Financial Statements of Recently-Created Entities

A new C&DI describes circumstances under which a recently-created issuer may include a balance sheet as of the issuer's inception date and omit the other financial statements generally required (Question 182.08).

Testing the Waters Communications

Rule 255 of Regulation A allows issuers to "test the waters" by discussing a potential Regulation A offering with potential investors, both before and after filing Form 1-A. However, Rule 255 requires testing the waters communications to include a legend and, if made after the initial Form 1-A filing for the offering, a notice informing potential investors where they may obtain a current preliminary offering circular (which may be a URL).
A new C&DI specifies how issuers can satisfy these requirements if testing the waters communications are made using a medium (such as Twitter) that limits the number of characters or amount of text that may be included. According to the C&DI, an issuer can satisfy the requirements of Rule 255 by including an active hyperlink to the required information in the following circumstances:
  • The communication is made using a medium that limits the number of characters or amount of text that may be included.
  • Including the required statements in their entirety would cause the communication to exceed that limit.
  • The communication contains an active hyperlink to the information satisfying Rule 255's requirements and, if possible, includes a prominent introduction or otherwise conveys that important or required information is provided through the hyperlink.
If it is possible for an electronic communication to include the entirety of the required information without exceeding length limits, it is not appropriate to use a hyperlink instead.
(See Question 182.09.)

Resales and Blue Sky Laws

In Tier 2 Regulation A offerings, registration and qualification requirements of state securities laws (blue sky laws) are preempted. A new C&DI clarifies that this preemption applies only to primary or secondary sales qualified under Regulation A. The preemption does not extend to resales of securities purchased in Tier 2 offerings. Therefore, resales must comply with state registration and qualification requirements or be made under an exemption from these requirements (Question 182.10).

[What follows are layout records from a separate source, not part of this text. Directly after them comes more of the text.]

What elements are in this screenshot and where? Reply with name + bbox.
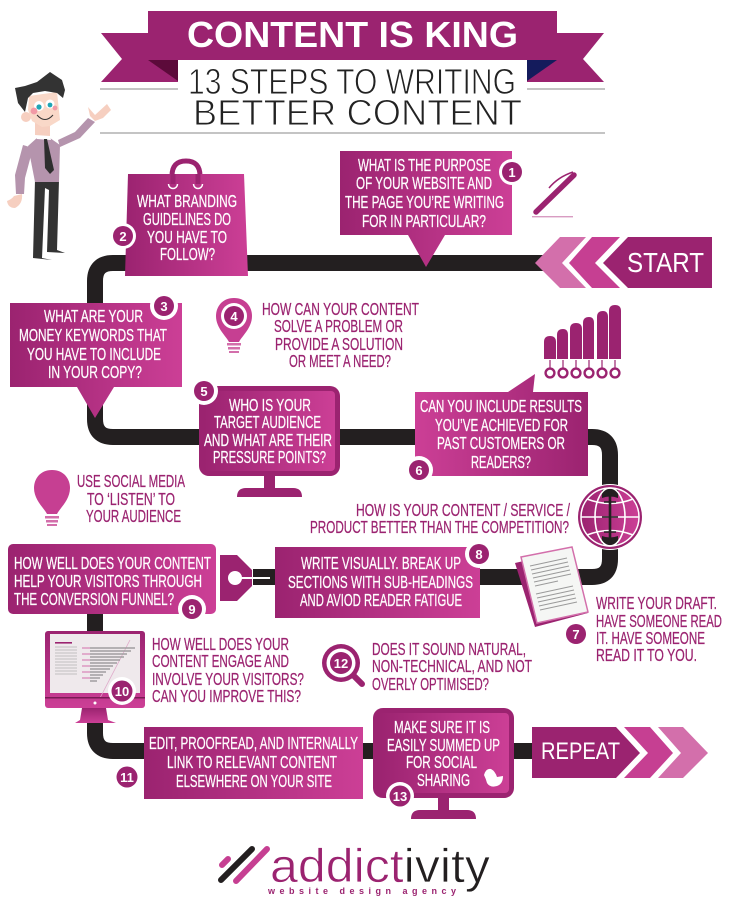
step 11 panel: EDIT, PROOFREAD, AND INTERNALLY	[149, 733, 358, 753]
logo: addictivity	[270, 839, 491, 892]
tip: bulb and social media text	[34, 470, 185, 526]
step 13 panel: monitor: SHARING	[417, 770, 470, 790]
step 10 text	[152, 634, 304, 706]
step 6 panel: YOU’VE ACHIEVED FOR	[435, 415, 568, 435]
title ribbon: CONTENT IS KING	[187, 14, 518, 55]
subtitle: 13 STEPS TO WRITING	[188, 61, 516, 102]
step 11 panel	[116, 727, 363, 799]
step 5 panel: monitor	[190, 377, 340, 497]
step 11 panel: 11	[120, 770, 134, 785]
step 1 panel: FOR IN PARTICULAR?	[362, 211, 486, 231]
step 2 panel: bag	[110, 161, 248, 276]
step 4: bulb icon and text	[216, 298, 419, 371]
step 5 panel: monitor: 5	[200, 384, 208, 399]
step 12: magnifier icon and text	[322, 639, 532, 694]
logo: website design agency	[267, 886, 456, 896]
connector plug	[220, 555, 270, 601]
step 4: bulb icon and text: 4	[230, 309, 238, 324]
step 8 panel	[275, 540, 493, 618]
character illustration	[7, 72, 111, 260]
step 8 panel: WRITE VISUALLY. BREAK UP	[301, 553, 461, 573]
step 10 text: CONTENT ENGAGE AND	[152, 651, 289, 671]
subtitle: BETTER CONTENT	[193, 92, 522, 133]
step 4: bulb icon and text: SOLVE A PROBLEM OR	[274, 316, 403, 336]
repeat arrow: REPEAT	[541, 738, 620, 765]
step 11 panel: LINK TO RELEVANT CONTENT	[167, 752, 337, 772]
step 7 text	[566, 593, 722, 665]
step 8 panel: AND AVIOD READER FATIGUE	[300, 590, 462, 610]
repeat arrow	[532, 727, 708, 778]
step 2 panel: bag: 2	[119, 229, 127, 244]
step 2 panel: bag: GUIDELINES DO	[143, 209, 231, 229]
text: how is your content better: HOW IS YOUR CONTENT / SERVICE /	[356, 500, 570, 520]
step 6 panel: PAST CUSTOMERS OR	[437, 433, 565, 453]
step 13 panel: monitor: EASILY SUMMED UP	[387, 735, 500, 755]
start arrow: START	[627, 247, 704, 278]
step 3 panel	[10, 292, 182, 418]
step 3 panel: 3	[160, 299, 168, 314]
step 5 panel: monitor: AND WHAT ARE THEIR	[204, 430, 332, 450]
start arrow	[535, 237, 712, 288]
step 8 panel: 8	[475, 547, 483, 562]
step 6 panel: READERS?	[471, 452, 531, 472]
step 2 panel: bag: FOLLOW?	[160, 244, 215, 264]
step 12: magnifier icon and text: NON-TECHNICAL, AND NOT	[372, 656, 532, 676]
bar chart icon	[544, 305, 621, 377]
step 4: bulb icon and text: OR MEET A NEED?	[289, 351, 391, 371]
step 9 panel: THE CONVERSION FUNNEL?	[14, 589, 174, 609]
text: how is your content better: PRODUCT BETTER THAN THE COMPETITION?	[310, 517, 569, 537]
step 11 panel: ELSEWHERE ON YOUR SITE	[176, 771, 332, 791]
text: how is your content better	[310, 500, 570, 537]
step 1 panel: THE PAGE YOU’RE WRITING	[345, 192, 504, 212]
icon: pen	[532, 172, 574, 217]
flow path	[95, 263, 610, 751]
step 12: magnifier icon and text: OVERLY OPTIMISED?	[372, 674, 489, 694]
step 1 panel: OF YOUR WEBSITE AND	[356, 173, 492, 193]
title ribbon	[101, 11, 604, 82]
step 2 panel: bag: YOU HAVE TO	[147, 227, 227, 247]
tip: bulb and social media text: YOUR AUDIENCE	[86, 506, 181, 526]
step 13 panel: monitor: 13	[393, 789, 407, 804]
step 13 panel: monitor: MAKE SURE IT IS	[394, 717, 490, 737]
step 5 panel: monitor: PRESSURE POINTS?	[213, 447, 326, 467]
tip: bulb and social media text: TO ‘LISTEN’ TO	[87, 489, 175, 509]
step 12: magnifier icon and text: 12	[334, 656, 348, 671]
step 3 panel: YOU HAVE TO INCLUDE	[27, 344, 161, 364]
step 10 text: CAN YOU IMPROVE THIS?	[152, 686, 301, 706]
step 5 panel: monitor: WHO IS YOUR	[229, 395, 311, 415]
step 10: monitor icon	[45, 631, 145, 723]
step 6 panel: CAN YOU INCLUDE RESULTS	[420, 396, 582, 416]
subtitle	[100, 61, 605, 134]
step 1 panel: 1	[508, 165, 516, 180]
step 3 panel: IN YOUR COPY?	[48, 362, 142, 382]
step 7 text: 7	[572, 627, 580, 642]
tip: bulb and social media text: USE SOCIAL MEDIA	[77, 471, 185, 491]
step 2 panel: bag: WHAT BRANDING	[137, 191, 237, 211]
icon: globe	[577, 484, 643, 550]
step 13 panel: monitor: FOR SOCIAL	[406, 752, 477, 772]
step 10 text: HOW WELL DOES YOUR	[152, 634, 289, 654]
step 4: bulb icon and text: HOW CAN YOUR CONTENT	[262, 299, 419, 319]
step 3 panel: WHAT ARE YOUR	[44, 306, 143, 326]
step 8 panel: SECTIONS WITH SUB-HEADINGS	[288, 572, 473, 592]
step 10: monitor icon: 10	[115, 684, 129, 699]
step 4: bulb icon and text: PROVIDE A SOLUTION	[275, 334, 403, 354]
step 6 panel	[405, 374, 588, 484]
step 1 panel	[340, 151, 525, 267]
step 9 panel: 9	[188, 602, 196, 617]
step 5 panel: monitor: TARGET AUDIENCE	[214, 412, 321, 432]
step 13 panel: monitor	[373, 708, 514, 819]
step 6 panel: 6	[415, 463, 423, 478]
icon: draft document	[515, 547, 588, 627]
step 9 panel: HOW WELL DOES YOUR CONTENT	[14, 553, 211, 573]
step 9 panel	[8, 544, 216, 623]
step 10 text: INVOLVE YOUR VISITORS?	[152, 669, 304, 689]
step 9 panel: HELP YOUR VISITORS THROUGH	[14, 571, 202, 591]
step 1 panel: WHAT IS THE PURPOSE	[358, 155, 491, 175]
step 3 panel: MONEY KEYWORDS THAT	[19, 325, 167, 345]
step 12: magnifier icon and text: DOES IT SOUND NATURAL,	[372, 639, 526, 659]
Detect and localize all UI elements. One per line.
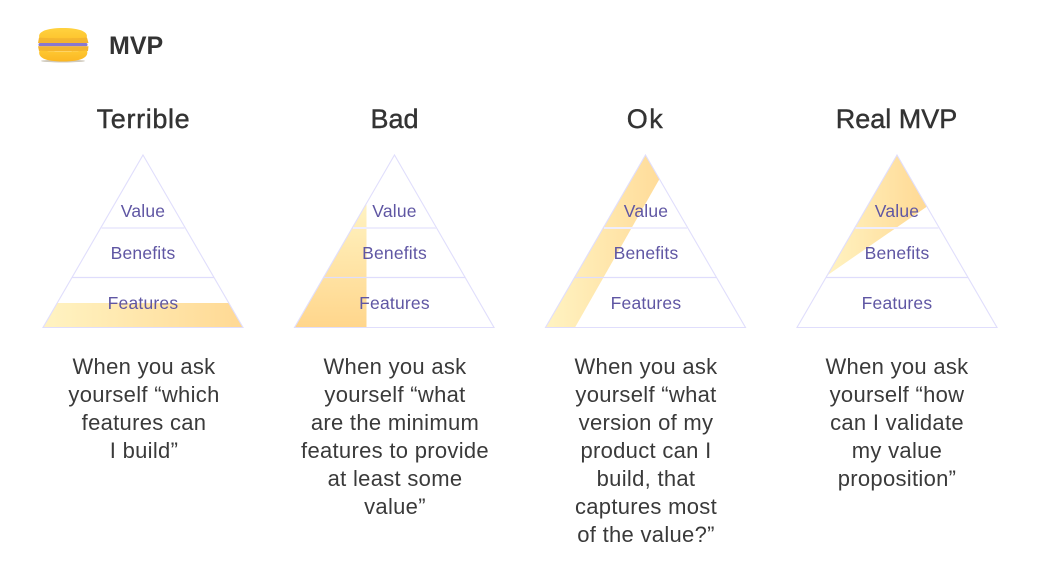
description: features to provide [301,438,489,463]
pyramid labels [359,201,430,313]
highlight: top slice [827,155,927,276]
highlight: features band [43,303,243,328]
description: my value [852,438,942,463]
pyramid labels [862,201,932,313]
description: yourself “what [324,382,466,407]
highlight: left slice [294,202,366,328]
description: yourself “what [575,382,717,407]
pyramid labels: Features [611,293,681,313]
description: yourself “which [68,382,220,407]
description: features can [82,410,206,435]
heading: Real MVP: Real MVP [836,104,957,134]
heading: Ok: Ok [627,104,664,134]
description: yourself “how [830,382,964,407]
description: proposition” [838,466,956,491]
pyramid labels [108,201,178,313]
description: When you ask [72,354,216,379]
pyramid outline [294,155,494,328]
panel: Terrible [43,104,243,463]
panel: Ok [546,104,746,547]
description: When you ask [574,354,718,379]
description: I build” [110,438,178,463]
pyramid labels: Value [875,201,919,221]
description [68,354,220,463]
description: can I validate [830,410,964,435]
description: value” [364,494,426,519]
pyramid labels: Benefits [362,243,427,263]
description: captures most [575,494,717,519]
description: at least some [328,466,462,491]
description: When you ask [323,354,467,379]
description: of the value?” [577,522,715,547]
heading: Terrible: Terrible [97,104,190,134]
pyramid labels: Benefits [111,243,175,263]
highlight: diagonal slice [546,155,660,328]
description: When you ask [825,354,969,379]
pyramid labels: Benefits [614,243,678,263]
panel: Real MVP [797,104,997,491]
description: are the minimum [311,410,479,435]
pyramid outline [546,155,746,328]
description: build, that [597,466,695,491]
description [825,354,969,491]
pyramid labels: Benefits [865,243,929,263]
heading: Bad: Bad [370,104,419,134]
pyramid labels: Value [372,201,417,221]
description: version of my [579,410,713,435]
panel: Bad [294,104,494,519]
icon: macaron [38,28,88,62]
pyramid outline [797,155,997,328]
description: product can I [580,438,712,463]
pyramid labels: Features [862,293,932,313]
description [574,354,718,547]
pyramid labels: Features [359,293,430,313]
pyramid labels: Value [624,201,668,221]
description [301,354,489,519]
pyramid outline [43,155,243,328]
pyramid labels: Value [121,201,165,221]
pyramid labels: Features [108,293,178,313]
title: MVP [109,32,163,60]
pyramid labels [611,201,681,313]
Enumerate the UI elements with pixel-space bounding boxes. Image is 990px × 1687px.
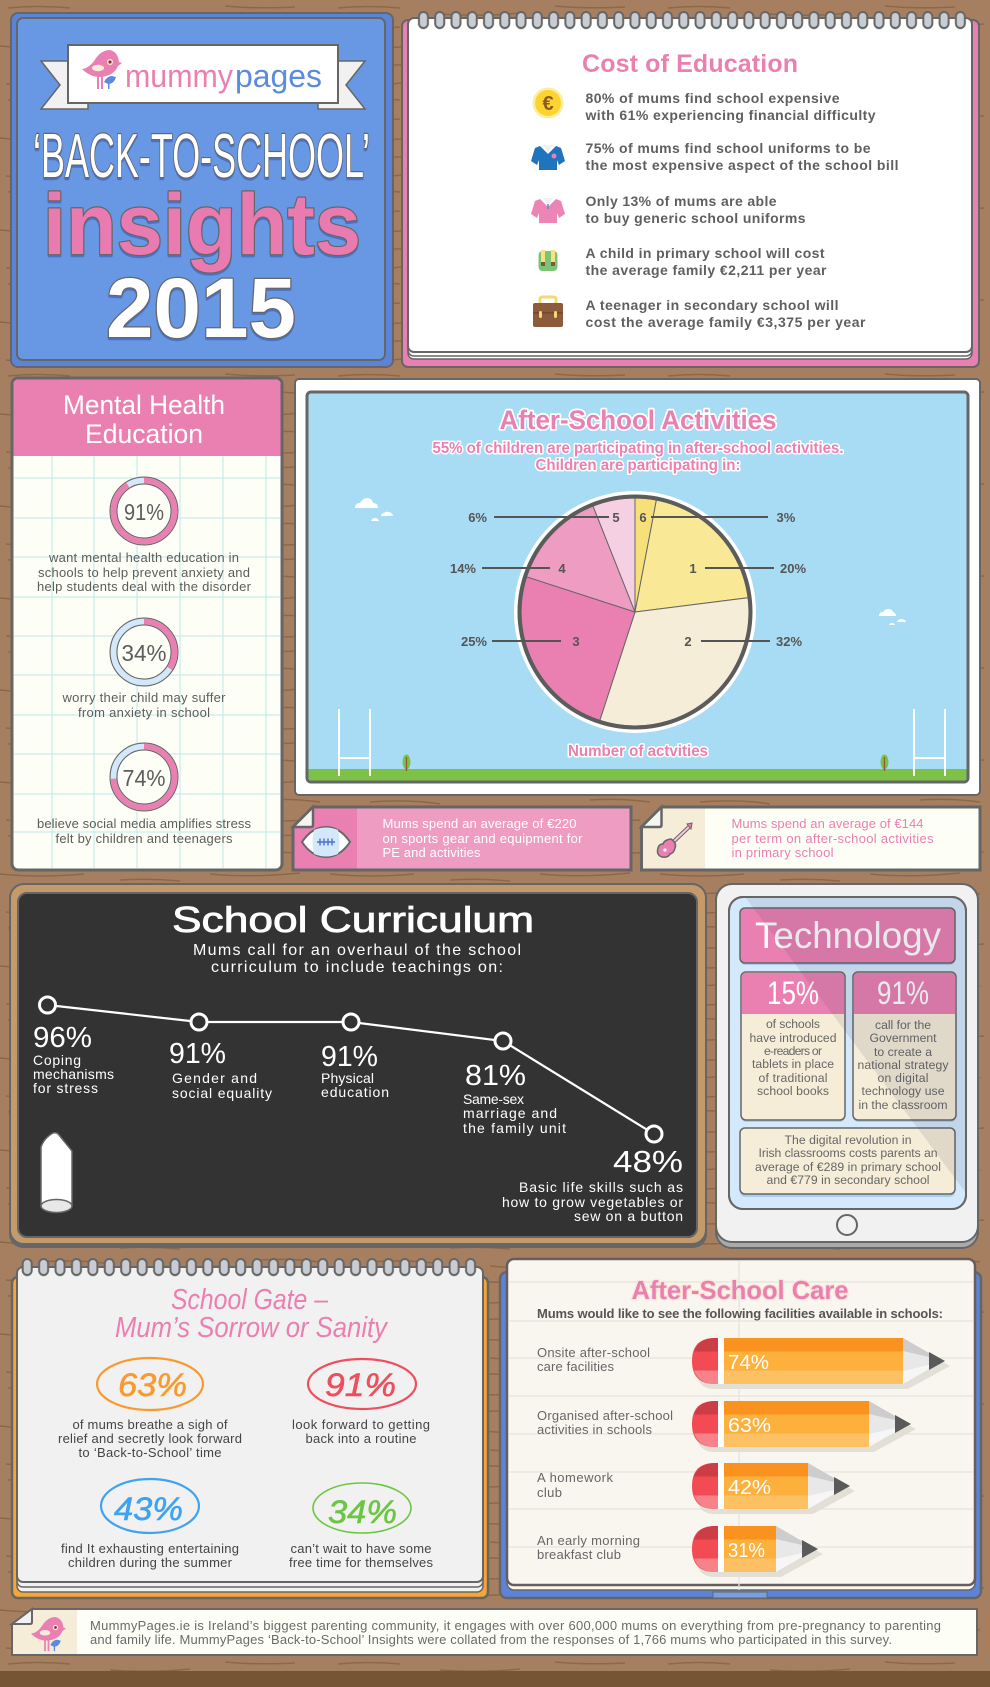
panel: mental health education <box>12 378 282 870</box>
logo wordmark: pages <box>235 58 322 94</box>
pie chart <box>450 491 806 733</box>
text: expensive: with 61% experiencing financial difficulty <box>584 107 876 123</box>
pie labels: 14% <box>450 561 476 576</box>
panel: cost of education <box>402 10 979 367</box>
stat: 15 percent: of schools <box>766 1017 820 1031</box>
pie labels <box>450 510 806 649</box>
stat: 34 percent <box>289 1483 434 1570</box>
pencil 74 percent <box>692 1338 950 1389</box>
stat: 91 percent: schools to help prevent anxiety and <box>38 565 250 580</box>
stat: 91 percent physical: education <box>321 1084 389 1100</box>
stat: 96 percent: Coping <box>33 1052 81 1068</box>
stat: 81 percent: marriage and <box>463 1105 557 1121</box>
text: MummyPages.ie is Ireland’s biggest parenting community, it engages with over 600,000 mums on everything from pre-pregnancy to parenting <box>90 1618 941 1633</box>
row: onsite care <box>537 1338 950 1389</box>
pencil 31 percent: 31% <box>728 1540 765 1562</box>
icon: clouds left <box>355 498 393 521</box>
subheading: 55% of children are participating in after-school activities. <box>432 440 844 457</box>
text: Mums spend an average of €220 <box>382 816 576 831</box>
pie labels: 6% <box>468 510 487 525</box>
heading: Cost of Education <box>582 50 798 78</box>
stat: 74 percent: believe social media amplifies stress <box>37 816 252 831</box>
stat: 91 percent <box>37 480 252 594</box>
pencil 42 percent <box>692 1463 855 1514</box>
pencil 74 percent: 74% <box>728 1352 769 1374</box>
text: secondary school <box>586 297 866 330</box>
stat: 15 percent: e-readers or <box>764 1044 822 1058</box>
panel: after-school activities <box>295 379 980 795</box>
text <box>90 1618 941 1647</box>
text: PE and activities <box>382 845 481 860</box>
logo wordmark <box>125 58 322 94</box>
stat: 91 percent technology: call for the <box>875 1018 931 1032</box>
text: on sports gear and equipment for <box>382 831 583 846</box>
stat: 43 percent: 43% <box>114 1491 183 1527</box>
stat: 91 percent technology <box>853 972 956 1122</box>
stat: 96 percent: mechanisms <box>33 1066 114 1082</box>
row: homework club: club <box>537 1485 562 1500</box>
text: primary school: A child in primary school will cost <box>586 245 825 261</box>
heading: year: 2015 <box>106 261 296 355</box>
text: uniforms <box>586 140 898 173</box>
stat: 15 percent: school books <box>757 1084 829 1098</box>
row: breakfast club: breakfast club <box>537 1547 621 1562</box>
stat: 81 percent: the family unit <box>463 1120 566 1136</box>
stat: 63 percent: to ‘Back-to-School’ time <box>78 1445 222 1460</box>
icon: goal post left <box>339 709 370 776</box>
digital revolution note: The digital revolution in <box>784 1133 912 1147</box>
icon: guitar <box>658 823 692 857</box>
text: primary school <box>586 245 827 278</box>
stat: 48 percent: Basic life skills such as <box>519 1179 683 1195</box>
text: uniforms: the most expensive aspect of the school bill <box>586 157 898 173</box>
pie labels: 20% <box>780 561 806 576</box>
heading: After-School Activities <box>500 405 776 435</box>
text: Mums spend an average of €144 <box>732 816 924 831</box>
text: expensive <box>584 90 876 123</box>
heading: After-School Care <box>632 1275 848 1305</box>
row: homework club: A homework <box>537 1470 614 1485</box>
panel: title <box>11 13 393 367</box>
stat: 63 percent: relief and secretly look forward <box>58 1431 242 1446</box>
pie labels: 3 <box>572 634 580 649</box>
stat: 91 percent technology: national strategy <box>858 1058 949 1072</box>
stat: 91 percent technology: on digital <box>878 1071 928 1085</box>
digital revolution note: and €779 in secondary school <box>766 1173 930 1187</box>
stat: 15 percent: 15% <box>767 975 819 1011</box>
stat: 91 percent: 91% <box>124 499 164 525</box>
pie labels: 25% <box>461 634 487 649</box>
stat: 91 percent technology: technology use <box>862 1084 945 1098</box>
stat: 91 percent technology: 91% <box>877 975 929 1011</box>
technology header: Technology <box>755 915 941 956</box>
pencil 31 percent <box>692 1526 823 1577</box>
text <box>732 816 934 860</box>
stat: 81 percent: Same-sex <box>463 1091 524 1107</box>
icon: euro coin <box>532 88 564 118</box>
row: breakfast club <box>537 1526 823 1577</box>
stat: 48 percent: sew on a button <box>574 1208 683 1224</box>
pie labels: 4 <box>558 561 566 576</box>
stat: 63 percent <box>58 1358 242 1460</box>
pie labels: 2 <box>684 634 692 649</box>
row: organised activities: activities in schools <box>537 1422 652 1437</box>
icon: pink uniform <box>531 198 565 223</box>
heading: School Curriculum <box>172 899 534 940</box>
heading: insights: insights <box>43 177 361 273</box>
pie leader lines <box>482 517 774 641</box>
stat: 48 percent: how to grow vegetables or <box>502 1194 683 1210</box>
text: secondary school: A teenager in secondary school will <box>586 297 838 313</box>
text: uniforms: 75% of mums find school uniforms to be <box>586 140 871 156</box>
chart caption: Number of actvities <box>568 743 708 760</box>
pie labels: 1 <box>689 561 697 576</box>
text: secondary school: cost the average family €3,375 per year <box>586 314 866 330</box>
stat: 15 percent: tablets in place <box>752 1057 834 1071</box>
stat: 74 percent: felt by children and teenagers <box>56 831 233 846</box>
row: organised activities <box>537 1401 916 1452</box>
stat: 81 percent: 81% <box>465 1060 526 1092</box>
text: generic uniforms: Only 13% of mums are able <box>586 193 777 209</box>
digital revolution note: Irish classrooms costs parents an <box>758 1146 938 1160</box>
callout: sports gear <box>293 807 631 870</box>
text: and family life. MummyPages ‘Back-to-School’ Insights were collated from the responses of 1,766 mums who participated in this survey. <box>90 1632 892 1647</box>
pencil 63 percent <box>692 1401 916 1452</box>
stat: 81 percent <box>463 1060 566 1136</box>
icon: tree right <box>880 754 888 771</box>
stat: 15 percent <box>741 972 845 1122</box>
stat: 43 percent: children during the summer <box>68 1555 233 1570</box>
row: homework club <box>537 1463 855 1514</box>
callout: after-school spend <box>642 807 980 870</box>
stat: 96 percent <box>33 1022 114 1096</box>
stat: 34 percent: 34% <box>328 1494 397 1530</box>
heading: back-to-school: ‘BACK-TO-SCHOOL’ <box>33 122 370 191</box>
stat: 91 percent technology: to create a <box>874 1045 932 1059</box>
header: Mental Health <box>63 390 225 420</box>
stat: 43 percent: find It exhausting entertaining <box>61 1541 239 1556</box>
digital revolution note: average of €289 in primary school <box>755 1160 941 1174</box>
row: organised activities: Organised after-school <box>537 1408 673 1423</box>
panel: technology tablet <box>716 884 978 1248</box>
icon: blue uniform <box>531 145 565 170</box>
stat: 34 percent: free time for themselves <box>289 1555 434 1570</box>
text <box>382 816 583 860</box>
stat: 74 percent: 74% <box>122 765 166 791</box>
stat: 91 percent: help students deal with the disorder <box>37 579 252 594</box>
icon: tree left <box>402 754 410 771</box>
panel: school curriculum chalkboard <box>9 884 707 1248</box>
subheading: Mums call for an overhaul of the school <box>193 942 521 959</box>
stat: 91 percent technology: Government <box>870 1031 937 1045</box>
stat: 91 percent gender: Gender and <box>172 1070 257 1086</box>
stat: 91 percent physical: 91% <box>321 1041 378 1073</box>
stat: 91 percent gender: social equality <box>172 1085 272 1101</box>
stat: 91 percent technology: in the classroom <box>858 1098 948 1112</box>
logo wordmark: mummy <box>125 58 233 94</box>
row: onsite care: care facilities <box>537 1359 614 1374</box>
subheading: curriculum to include teachings on: <box>211 959 503 976</box>
text: expensive: 80% of mums find school expensive <box>586 90 840 106</box>
pie labels: 3% <box>776 510 796 525</box>
icon: goal post right <box>914 709 945 776</box>
subheading <box>193 942 521 976</box>
stat: 15 percent: of traditional <box>758 1071 828 1085</box>
digital revolution note <box>740 1128 955 1197</box>
stat: 91 percent routine <box>292 1359 430 1446</box>
icon: footer bird <box>31 1617 66 1651</box>
icon: euro coin: € <box>542 93 554 115</box>
heading: School Gate – <box>171 1284 329 1316</box>
pencil 42 percent: 42% <box>728 1477 771 1499</box>
stat: 48 percent <box>502 1144 683 1224</box>
icon: football <box>302 827 350 857</box>
icon: chalk stick <box>41 1133 72 1212</box>
pencil 63 percent: 63% <box>728 1415 771 1437</box>
header <box>14 380 280 456</box>
stat: 48 percent: 48% <box>613 1144 683 1179</box>
text: in primary school <box>732 845 834 860</box>
stat: 34 percent <box>62 622 226 720</box>
icon: school bag <box>538 250 558 271</box>
stat: 91 percent: want mental health education in <box>48 550 239 565</box>
icon: logo bird <box>82 50 122 89</box>
text: generic uniforms: to buy generic school uniforms <box>586 210 806 226</box>
stat: 91 percent physical: Physical <box>321 1070 374 1086</box>
stat: 43 percent <box>61 1479 239 1570</box>
text: primary school: the average family €2,211 per year <box>586 262 827 278</box>
pie labels: 6 <box>639 510 647 525</box>
pie labels: 5 <box>612 510 620 525</box>
stat: 34 percent: worry their child may suffer <box>62 690 226 705</box>
stat: 34 percent: 34% <box>122 640 166 666</box>
subheading <box>432 440 844 474</box>
stat: 96 percent: 96% <box>33 1022 92 1054</box>
header: Education <box>85 419 203 449</box>
row: onsite care: Onsite after-school <box>537 1345 650 1360</box>
stat: 91 percent gender: 91% <box>169 1038 226 1070</box>
stat: 63 percent: of mums breathe a sigh of <box>72 1417 228 1432</box>
logo ribbon <box>41 45 365 109</box>
ground <box>308 769 966 780</box>
stat: 91 percent routine: look forward to getting <box>292 1417 430 1432</box>
line chart <box>40 997 662 1142</box>
icon: home button <box>837 1215 857 1235</box>
stat: 96 percent: for stress <box>33 1080 98 1096</box>
heading <box>115 1284 388 1344</box>
text: per term on after-school activities <box>732 831 934 846</box>
heading: Mum’s Sorrow or Sanity <box>115 1312 388 1344</box>
subheading: Children are participating in: <box>536 457 740 474</box>
pie labels: 32% <box>776 634 802 649</box>
text: generic uniforms <box>586 193 806 226</box>
stat: 91 percent gender <box>169 1038 272 1101</box>
panel: after-school care <box>500 1259 981 1598</box>
subheading: Mums would like to see the following facilities available in schools: <box>537 1306 943 1321</box>
stat: 15 percent: have introduced <box>750 1031 836 1045</box>
panel: school gate notebook <box>12 1257 488 1598</box>
stat: 34 percent: can’t wait to have some <box>290 1541 432 1556</box>
icon: clouds right <box>879 609 906 625</box>
icon: briefcase <box>533 297 563 327</box>
row: breakfast club: An early morning <box>537 1533 640 1548</box>
stat: 34 percent: from anxiety in school <box>78 705 210 720</box>
stat: 74 percent <box>37 746 252 846</box>
stat: 91 percent physical <box>321 1041 389 1100</box>
technology header <box>740 908 955 965</box>
stat: 91 percent routine: 91% <box>325 1367 396 1403</box>
stat: 63 percent: 63% <box>118 1367 187 1403</box>
stat: 91 percent routine: back into a routine <box>306 1431 416 1446</box>
panel: footer about note <box>12 1609 977 1655</box>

Details of Exchange Act Conditional Exemption

As part of the 2015 amendments to Regulation A, the SEC amended Exchange Act Rule 12g5-1 to create a conditional exemption from Exchange Act registration for companies that complete a Tier 2 Regulation A offering and meet other requirements, including that they engage the services of a transfer agent registered under Section 17A(c) of the Exchange Act. A new C&DI clarifies that an issuer seeking to rely on this conditional exemption must satisfy the requirements of the exemption, including having engaged a registered transfer agent, at the time it relies on the conditional exemption (Question 182.11).
Also on June 23, 2015, the SEC's Division of Corporation Finance withdrew two C&DIs, former Securities Act Forms C&DIs Questions 128.01 and 128.03, which are no longer applicable in light of the recent amendments to Regulation A.